Di pagi yang mendung itu, Arga berdiri di balkon apartemennya, menyesap kopi pahit sambil memikirkan Kalista. Hatinya dipenuhi tanya, apakah Kalista masih bersamanya? Apakah ia baik-baik saja? Apakah rasa itu masih nyata?
Ponselnya bergetar. Sebuah pesan dari Kalista.
“Malam ini. Hotel yang sama. Kamar 407. Aku butuh kamu.”
Tanpa pikir panjang, Arga segera menyiapkan diri. Tubuhnya gemetar oleh antisipasi, bukan hanya karena hasrat, tapi juga ketegangan yang menggigit.
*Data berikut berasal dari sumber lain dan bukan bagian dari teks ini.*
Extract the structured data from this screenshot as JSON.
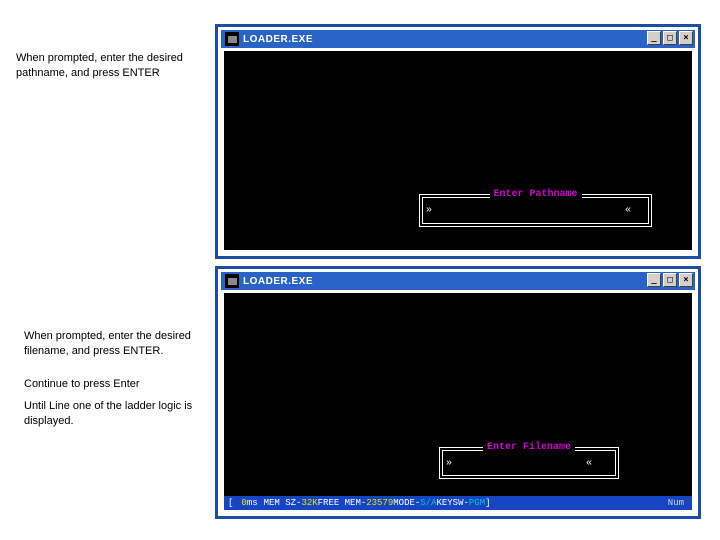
{
  "captions": {
    "c1": "When prompted, enter the desired pathname, and press ENTER",
    "c2": "When prompted, enter the desired filename, and press ENTER.",
    "c3": "Continue to press Enter",
    "c4": "Until Line one of the ladder logic is displayed."
  },
  "win1": {
    "title": "LOADER.EXE",
    "btns": {
      "min": "_",
      "max": "□",
      "close": "×"
    },
    "prompt": {
      "title": "Enter Pathname",
      "ql": "»",
      "qr": "«",
      "value": ""
    }
  },
  "win2": {
    "title": "LOADER.EXE",
    "btns": {
      "min": "_",
      "max": "□",
      "close": "×"
    },
    "prompt": {
      "title": "Enter Filename",
      "ql": "»",
      "qr": "«",
      "value": ""
    },
    "status": {
      "lb": "[",
      "ms_val": "0",
      "ms_label": " ms",
      "memsz_label": "MEM SZ-",
      "memsz_val": " 32K",
      "freemem_label": " FREE MEM-",
      "freemem_val": " 23579",
      "mode_label": " MODE-",
      "mode_val": "S/A",
      "keysw_label": " KEYSW-",
      "keysw_val": "PGM",
      "rb": "]",
      "num": "Num"
    }
  }
}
Setiap pertemuan mereka bisa menjadi yang terakhir.
Lorong hotel itu sunyi. Lampu-lampu remang menciptakan bayangan panjang yang menggoda di dinding. Arga berdiri di depan pintu kamar 407. Tangannya bergetar saat mengetuk pelan.
Pintu terbuka. Kalista berdiri di sana, mengenakan gaun hitam tipis yang jatuh pas di lekuk tubuhnya. Rambutnya terurai, bibirnya merah menyala. Wajahnya tampak lelah… tapi matanya menyala, menyambut Arga dengan kerinduan yang tak terucap.
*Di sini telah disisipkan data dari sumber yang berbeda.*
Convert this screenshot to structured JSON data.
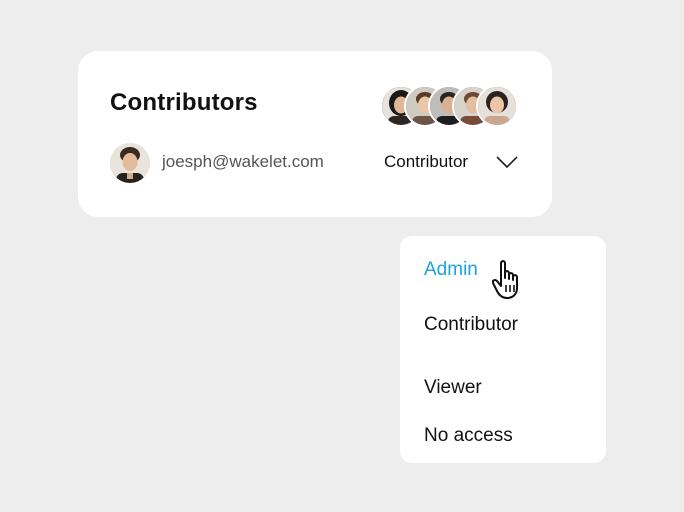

Tanpa kata, Kalista menariknya masuk dan menutup pintu. Mereka saling menatap sejenak sebelum akhirnya bibir mereka kembali menyatu. Ciuman itu bukan sekadar hasrat tapi pelampiasan rindu, kemarahan, dan rasa sakit yang mereka simpan terlalu lama.
Arga menelusuri tubuh Kalista dengan jemari penuh kelembutan. Ia menanggalkan gaun itu perlahan, hingga tubuh indah Kalista terbuka di hadapannya seperti rahasia yang ingin dimiliki sepenuhnya.
Di atas ranjang hotel yang dingin, mereka menyatu dalam keheningan yang dipenuhi desahan dan bisikan. Setiap sentuhan membawa makna. Setiap gerakan adalah pelarian dari kenyataan yang tak berpihak.
“Kalau pamanku tahu, semua ini bisa hancur,” kata Arga lirih saat tubuh mereka saling menyatu, keringat dan napas bercampur menjadi satu.
“Aku tahu,” bisik Kalista, menggenggam tangan Arga erat. “Tapi aku rela hancur bersamamu… daripada hidup dalam kepalsuan bersamanya.”
Malam itu, mereka bukan hanya dua tubuh yang saling melengkapi. Mereka adalah dua jiwa yang terperangkap, mencoba menemukan kebebasan dalam satu pelukan.
Ketika pagi menjelang, Kalista masih terlelap di pelukan Arga. Pria itu menatap wajahnya lama. Ada kedamaian, ada kepedihan. Ia tahu ini tak bisa bertahan lama.
Tapi untuk saat itu, hanya saat itu… Arga memilih untuk tidak memikirkan apa pun. Ia hanya ingin menikmati detik-detik terakhir sebelum dunia kembali menuntut mereka berpijak pada realita.
Dan saat mentari pagi mulai menelusup dari celah tirai… Arga tahu, cintanya pada Kalista telah melampaui batas logika. Ia telah jatuh terlalu dalam ke dalam ciuman rahasia yang seharusnya tak pernah ada.